Percentiles and Cumulative Probabilities
As a final step in our example Monte Carlo simulation, we are going to look at how to use the Excel percentile function and percent rank function to estimate important summary statistics from our sales forecast example. But first, it will be helpful to talk a bit about the cumulative probability distribution.
Creating a Cumulative Distribution
In Part 4 of this Monte Carlo Simulation example, we plotted the results as a histogram to visualize the uncertainty in profit. We are going to augment the histogram now by including a graph of the estimated cumulative distribution function (CDF) as shown below.
The reason for showing the CDF along with the histogram is to demonstrate that an estimate of the cumulative probability is simply the percentage of the data points to the left of the point of interest.
For example, we might want to know what percentage of the results was less than -$700.00 (the vertical red line on the left). From the graph, the corresponding cumulative probability is about 0.05 or 5%. Similarly, we can draw a line at $2300 and find that about 95% of the results are less than $2300.

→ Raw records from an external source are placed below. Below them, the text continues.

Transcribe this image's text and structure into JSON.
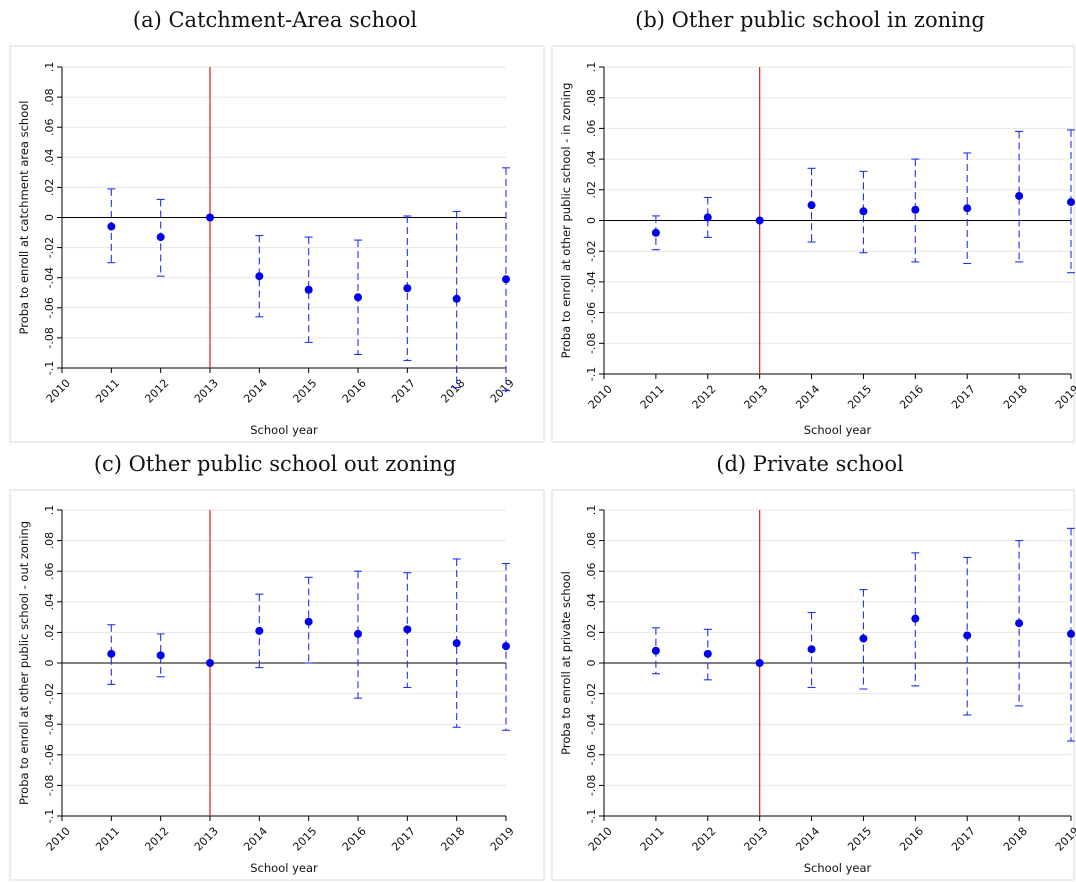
{
  "colors": {
    "marker": "#0000ee",
    "ci_line": "#2233ee",
    "event_line": "#d62020",
    "zero_line": "#000000",
    "grid": "#e6e6e6",
    "frame": "#d9d9d9"
  },
  "titles": {
    "a": "(a) Catchment-Area school",
    "b": "(b) Other public school in zoning",
    "c": "(c) Other public school out zoning",
    "d": "(d) Private school"
  },
  "chart_data": [
    {
      "id": "a",
      "type": "scatter",
      "error_bars": "dashed",
      "xlabel": "School year",
      "ylabel": "Proba to enroll at catchment area school",
      "xlim": [
        2010,
        2019
      ],
      "ylim": [
        -0.1,
        0.1
      ],
      "event_year": 2013,
      "grid": true,
      "x_ticks": [
        "2010",
        "2011",
        "2012",
        "2013",
        "2014",
        "2015",
        "2016",
        "2017",
        "2018",
        "2019"
      ],
      "y_ticks": [
        "-.1",
        "-.08",
        "-.06",
        "-.04",
        "-.02",
        "0",
        ".02",
        ".04",
        ".06",
        ".08",
        ".1"
      ],
      "y_tick_values": [
        -0.1,
        -0.08,
        -0.06,
        -0.04,
        -0.02,
        0,
        0.02,
        0.04,
        0.06,
        0.08,
        0.1
      ],
      "points": [
        {
          "year": 2011,
          "estimate": -0.006,
          "lo": -0.03,
          "hi": 0.019
        },
        {
          "year": 2012,
          "estimate": -0.013,
          "lo": -0.039,
          "hi": 0.012
        },
        {
          "year": 2013,
          "estimate": 0.0,
          "lo": 0.0,
          "hi": 0.0
        },
        {
          "year": 2014,
          "estimate": -0.039,
          "lo": -0.066,
          "hi": -0.012
        },
        {
          "year": 2015,
          "estimate": -0.048,
          "lo": -0.083,
          "hi": -0.013
        },
        {
          "year": 2016,
          "estimate": -0.053,
          "lo": -0.091,
          "hi": -0.015
        },
        {
          "year": 2017,
          "estimate": -0.047,
          "lo": -0.095,
          "hi": 0.001
        },
        {
          "year": 2018,
          "estimate": -0.054,
          "lo": -0.113,
          "hi": 0.004
        },
        {
          "year": 2019,
          "estimate": -0.041,
          "lo": -0.115,
          "hi": 0.033
        }
      ]
    },
    {
      "id": "b",
      "type": "scatter",
      "error_bars": "dashed",
      "xlabel": "School year",
      "ylabel": "Proba to enroll at other public school - in zoning",
      "xlim": [
        2010,
        2019
      ],
      "ylim": [
        -0.1,
        0.1
      ],
      "event_year": 2013,
      "grid": true,
      "x_ticks": [
        "2010",
        "2011",
        "2012",
        "2013",
        "2014",
        "2015",
        "2016",
        "2017",
        "2018",
        "2019"
      ],
      "y_ticks": [
        "-.1",
        "-.08",
        "-.06",
        "-.04",
        "-.02",
        "0",
        ".02",
        ".04",
        ".06",
        ".08",
        ".1"
      ],
      "y_tick_values": [
        -0.1,
        -0.08,
        -0.06,
        -0.04,
        -0.02,
        0,
        0.02,
        0.04,
        0.06,
        0.08,
        0.1
      ],
      "points": [
        {
          "year": 2011,
          "estimate": -0.008,
          "lo": -0.019,
          "hi": 0.003
        },
        {
          "year": 2012,
          "estimate": 0.002,
          "lo": -0.011,
          "hi": 0.015
        },
        {
          "year": 2013,
          "estimate": 0.0,
          "lo": 0.0,
          "hi": 0.0
        },
        {
          "year": 2014,
          "estimate": 0.01,
          "lo": -0.014,
          "hi": 0.034
        },
        {
          "year": 2015,
          "estimate": 0.006,
          "lo": -0.021,
          "hi": 0.032
        },
        {
          "year": 2016,
          "estimate": 0.007,
          "lo": -0.027,
          "hi": 0.04
        },
        {
          "year": 2017,
          "estimate": 0.008,
          "lo": -0.028,
          "hi": 0.044
        },
        {
          "year": 2018,
          "estimate": 0.016,
          "lo": -0.027,
          "hi": 0.058
        },
        {
          "year": 2019,
          "estimate": 0.012,
          "lo": -0.034,
          "hi": 0.059
        }
      ]
    },
    {
      "id": "c",
      "type": "scatter",
      "error_bars": "dashed",
      "xlabel": "School year",
      "ylabel": "Proba to enroll at other public school - out zoning",
      "xlim": [
        2010,
        2019
      ],
      "ylim": [
        -0.1,
        0.1
      ],
      "event_year": 2013,
      "grid": true,
      "x_ticks": [
        "2010",
        "2011",
        "2012",
        "2013",
        "2014",
        "2015",
        "2016",
        "2017",
        "2018",
        "2019"
      ],
      "y_ticks": [
        "-.1",
        "-.08",
        "-.06",
        "-.04",
        "-.02",
        "0",
        ".02",
        ".04",
        ".06",
        ".08",
        ".1"
      ],
      "y_tick_values": [
        -0.1,
        -0.08,
        -0.06,
        -0.04,
        -0.02,
        0,
        0.02,
        0.04,
        0.06,
        0.08,
        0.1
      ],
      "points": [
        {
          "year": 2011,
          "estimate": 0.006,
          "lo": -0.014,
          "hi": 0.025
        },
        {
          "year": 2012,
          "estimate": 0.005,
          "lo": -0.009,
          "hi": 0.019
        },
        {
          "year": 2013,
          "estimate": 0.0,
          "lo": 0.0,
          "hi": 0.0
        },
        {
          "year": 2014,
          "estimate": 0.021,
          "lo": -0.003,
          "hi": 0.045
        },
        {
          "year": 2015,
          "estimate": 0.027,
          "lo": 0.0,
          "hi": 0.056
        },
        {
          "year": 2016,
          "estimate": 0.019,
          "lo": -0.023,
          "hi": 0.06
        },
        {
          "year": 2017,
          "estimate": 0.022,
          "lo": -0.016,
          "hi": 0.059
        },
        {
          "year": 2018,
          "estimate": 0.013,
          "lo": -0.042,
          "hi": 0.068
        },
        {
          "year": 2019,
          "estimate": 0.011,
          "lo": -0.044,
          "hi": 0.065
        }
      ]
    },
    {
      "id": "d",
      "type": "scatter",
      "error_bars": "dashed",
      "xlabel": "School year",
      "ylabel": "Proba to enroll at private school",
      "xlim": [
        2010,
        2019
      ],
      "ylim": [
        -0.1,
        0.1
      ],
      "event_year": 2013,
      "grid": true,
      "x_ticks": [
        "2010",
        "2011",
        "2012",
        "2013",
        "2014",
        "2015",
        "2016",
        "2017",
        "2018",
        "2019"
      ],
      "y_ticks": [
        "-.1",
        "-.08",
        "-.06",
        "-.04",
        "-.02",
        "0",
        ".02",
        ".04",
        ".06",
        ".08",
        ".1"
      ],
      "y_tick_values": [
        -0.1,
        -0.08,
        -0.06,
        -0.04,
        -0.02,
        0,
        0.02,
        0.04,
        0.06,
        0.08,
        0.1
      ],
      "points": [
        {
          "year": 2011,
          "estimate": 0.008,
          "lo": -0.007,
          "hi": 0.023
        },
        {
          "year": 2012,
          "estimate": 0.006,
          "lo": -0.011,
          "hi": 0.022
        },
        {
          "year": 2013,
          "estimate": 0.0,
          "lo": 0.0,
          "hi": 0.0
        },
        {
          "year": 2014,
          "estimate": 0.009,
          "lo": -0.016,
          "hi": 0.033
        },
        {
          "year": 2015,
          "estimate": 0.016,
          "lo": -0.017,
          "hi": 0.048
        },
        {
          "year": 2016,
          "estimate": 0.029,
          "lo": -0.015,
          "hi": 0.072
        },
        {
          "year": 2017,
          "estimate": 0.018,
          "lo": -0.034,
          "hi": 0.069
        },
        {
          "year": 2018,
          "estimate": 0.026,
          "lo": -0.028,
          "hi": 0.08
        },
        {
          "year": 2019,
          "estimate": 0.019,
          "lo": -0.051,
          "hi": 0.088
        }
      ]
    }
  ]
}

It is fairly simple to create the cumulative distribution in Excel. Figure 2 shows how you can estimate the CDF by calculating the probabilities using a cumulative sum of the count from the frequency function. You simply divide the cumulative sum by the total number of points.
Percentile and Rank Functions
Many of the questions we may have about the results of our simulation can be answered by using the CDF to go from a cumulative probability to a percentile or vice versa. The PERCENTRANK() and PERCENTILE() functions in Excel allow us to do this quite easily.
Note that a percentile, or quantile, refers to the value (in this case, the profit) corresponding to a given estimated cumulative probability.
Question 1: What percentage of the results was less than -$700?
This question is answered using the percent rank function: =PERCENTRANK(array,x), where the array is the data range (column G in figure 2 above) and x is –$700.
If x matches one of the values in the array, this function is equivalent to the Excel formula =(RANK(x)-1)/(N-1) where N is the number of data points. If x does not match one of the values, then the PERCENTRANK function interpolates. You can read more about the details of the RANK, PERCENTILE, and PERCENTRANK functions in the Excel help file (F1).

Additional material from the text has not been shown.